Die aktuelle Lage in den USA macht die Durchführung schwierig. Die Veranstalter halten aber weiterhin am Plan fest.

"Sie sagen, es ist so wichtig für das amerikanische Tennis", erklärt Herwig Straka im Ö3-Interview. "Es ist keine Nummer-1-Sportart so wie bei uns in Europa. Deshalb brauchen sie unbedingt die US Open, um das Tennis in Amerika am Leben zu erhalten", so der Thiem-Manager, der auch Mitglied des ATP Boards ist. "Das verstehen wir und das unterstützen wir auch."

"Dann würde er überlegen..."

Ob Thiem bei einer Durchführung auch am Start sein wird, ist offen. Geplant ist die Reise nach New York. "Er hat vom letzten Jahr noch eine Rechnung offen und ist auch gut in Form."

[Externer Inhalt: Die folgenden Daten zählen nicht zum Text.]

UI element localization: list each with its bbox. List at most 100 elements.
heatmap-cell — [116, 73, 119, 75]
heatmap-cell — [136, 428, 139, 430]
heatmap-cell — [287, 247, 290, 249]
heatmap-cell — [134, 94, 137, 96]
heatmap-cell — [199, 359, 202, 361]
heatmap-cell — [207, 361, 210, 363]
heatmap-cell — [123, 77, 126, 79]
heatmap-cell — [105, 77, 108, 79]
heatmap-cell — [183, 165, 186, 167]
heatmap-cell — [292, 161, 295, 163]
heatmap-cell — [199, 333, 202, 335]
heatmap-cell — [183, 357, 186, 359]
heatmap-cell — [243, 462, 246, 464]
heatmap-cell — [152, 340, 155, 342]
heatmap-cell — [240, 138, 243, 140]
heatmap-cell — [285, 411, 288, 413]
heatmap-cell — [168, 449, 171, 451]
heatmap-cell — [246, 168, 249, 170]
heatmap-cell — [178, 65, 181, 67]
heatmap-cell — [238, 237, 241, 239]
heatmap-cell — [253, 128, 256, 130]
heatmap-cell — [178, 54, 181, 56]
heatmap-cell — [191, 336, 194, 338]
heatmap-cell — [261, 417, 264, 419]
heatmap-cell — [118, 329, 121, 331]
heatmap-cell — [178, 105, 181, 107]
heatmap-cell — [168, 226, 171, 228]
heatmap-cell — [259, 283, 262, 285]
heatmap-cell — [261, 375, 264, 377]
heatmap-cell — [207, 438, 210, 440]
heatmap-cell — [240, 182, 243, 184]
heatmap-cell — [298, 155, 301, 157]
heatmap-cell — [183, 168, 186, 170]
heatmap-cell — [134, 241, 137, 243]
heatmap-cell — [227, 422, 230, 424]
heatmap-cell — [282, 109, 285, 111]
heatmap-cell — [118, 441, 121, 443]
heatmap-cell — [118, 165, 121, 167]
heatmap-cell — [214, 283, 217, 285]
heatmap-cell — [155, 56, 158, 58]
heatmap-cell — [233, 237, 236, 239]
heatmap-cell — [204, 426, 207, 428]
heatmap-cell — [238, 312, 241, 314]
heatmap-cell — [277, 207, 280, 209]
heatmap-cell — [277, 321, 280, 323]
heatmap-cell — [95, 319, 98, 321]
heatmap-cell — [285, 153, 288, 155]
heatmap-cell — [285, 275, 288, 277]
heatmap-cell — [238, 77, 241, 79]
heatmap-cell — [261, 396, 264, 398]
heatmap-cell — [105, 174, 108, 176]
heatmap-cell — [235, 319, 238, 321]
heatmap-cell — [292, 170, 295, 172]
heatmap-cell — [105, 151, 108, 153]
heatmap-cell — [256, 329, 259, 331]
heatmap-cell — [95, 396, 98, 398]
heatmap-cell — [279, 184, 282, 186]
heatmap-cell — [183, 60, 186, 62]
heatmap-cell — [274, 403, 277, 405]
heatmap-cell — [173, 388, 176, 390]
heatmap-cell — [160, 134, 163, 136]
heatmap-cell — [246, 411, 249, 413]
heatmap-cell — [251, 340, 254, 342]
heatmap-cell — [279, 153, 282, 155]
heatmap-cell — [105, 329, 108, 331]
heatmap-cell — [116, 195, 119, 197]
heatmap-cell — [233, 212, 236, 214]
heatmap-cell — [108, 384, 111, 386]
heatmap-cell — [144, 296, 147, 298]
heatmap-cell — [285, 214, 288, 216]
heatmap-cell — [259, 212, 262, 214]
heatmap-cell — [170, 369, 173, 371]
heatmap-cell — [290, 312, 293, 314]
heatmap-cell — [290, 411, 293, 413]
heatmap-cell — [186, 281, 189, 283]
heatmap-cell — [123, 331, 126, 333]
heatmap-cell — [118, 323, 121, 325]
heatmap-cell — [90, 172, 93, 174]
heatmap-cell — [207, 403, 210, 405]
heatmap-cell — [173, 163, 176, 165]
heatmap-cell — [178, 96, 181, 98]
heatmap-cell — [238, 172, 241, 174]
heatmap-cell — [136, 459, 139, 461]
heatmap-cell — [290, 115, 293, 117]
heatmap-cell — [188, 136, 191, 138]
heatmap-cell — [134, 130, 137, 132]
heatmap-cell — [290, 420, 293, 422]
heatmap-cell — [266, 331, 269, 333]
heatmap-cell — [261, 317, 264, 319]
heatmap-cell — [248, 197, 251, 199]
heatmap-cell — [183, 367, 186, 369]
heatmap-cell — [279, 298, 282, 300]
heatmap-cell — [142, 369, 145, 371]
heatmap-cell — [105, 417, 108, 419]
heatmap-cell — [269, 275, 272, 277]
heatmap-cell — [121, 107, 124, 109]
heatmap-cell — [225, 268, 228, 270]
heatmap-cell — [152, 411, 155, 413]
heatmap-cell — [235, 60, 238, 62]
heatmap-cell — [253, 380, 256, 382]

Für das Fragezeichen sorgen Reisewarnungen und mögliche Quarantäne-Pflichten bei der Rückreise. "In dem Moment, in dem es mehr als fraglich ist, ob er problemlos in Europa einreisen kann, wird auch er überlegen, ob er nach Amerika geht", stellt Straka klar.

Der Ersatzplan liegt bereit: Thiem würde stattdessen Sandplatz-Turniere in Europa spielen. So findet in der Woche ab 7. September das Heimturnier in Kitzbühel statt.